What I'm doing: I'm writing a small interpreter system that can parse a file, turn it into a sequence of operations, and then feed thousands of data sets into that sequence to extract some final value from each. A compiled interpreter consists of a list of pure functions that take two arguments: a data set, and an execution context. Each function returns the modified execution context:
type ('data, 'context) interpreter = ('data -> 'context -> 'context) list
The compiler is essentially a tokenizer with a final token-to-instruction mapping step that uses a map description defined as follows:
type ('data, 'context) map = (string * ('data -> 'context -> 'context)) list
Typical interpreter usage looks like this:
let pocket_calc =
let map = [ "add", (fun d c -> c # add d) ;
"sub", (fun d c -> c # sub d) ;
"mul", (fun d c -> c # mul d) ]
in
Interpreter.parse map "path/to/file.txt"
let new_context = Interpreter.run pocket_calc data old_context
The problem: I'd like my pocket_calc
interpreter to work with any class that supports add
, sub
and mul
methods, and the corresponding data
type (could be integers for one context class and floating-point numbers for another).
However, pocket_calc
is defined as a value and not a function, so the type system does not make its type generic: the first time it's used, the 'data
and 'context
types are bound to the types of whatever data and context I first provide, and the interpreter becomes forever incompatible with any other data and context types.
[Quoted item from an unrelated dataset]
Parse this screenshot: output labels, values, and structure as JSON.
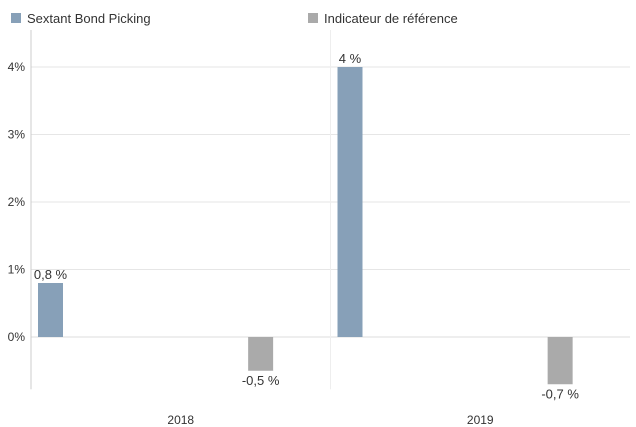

A viable solution is to eta-expand the definition of the interpreter to allow its type parameters to be generic:
let pocket_calc data context =
let map = [ "add", (fun d c -> c # add d) ;
"sub", (fun d c -> c # sub d) ;
"mul", (fun d c -> c # mul d) ]
in
let interpreter = Interpreter.parse map "path/to/file.txt" in
Interpreter.run interpreter data context
However, this solution is unacceptable for several reasons:
It re-compiles the interpreter every time it's called, which significantly degrades performance. Even the mapping step (turning a token list into a interpreter using the map list) causes a noticeable slowdown.
My design relies on all interpreters being loaded at initialization time, because the compiler issues warnings whenever a token in the loaded file does not match a line in the map list, and I want to see all those warnings when the software launches (not when individual interpreters are eventually run).
I sometimes want to reuse a given map list in several interpreters, whether on its own or by prepending additional instructions (for instance,
"div"
).
The questions: is there any way to make the type parametric other than eta-expansion? Maybe some clever trick involving module signatures or inheritance? If that's impossible, is there any way to alleviate the three issues I have mentioned above in order to make eta-expansion an acceptable solution? Thank you!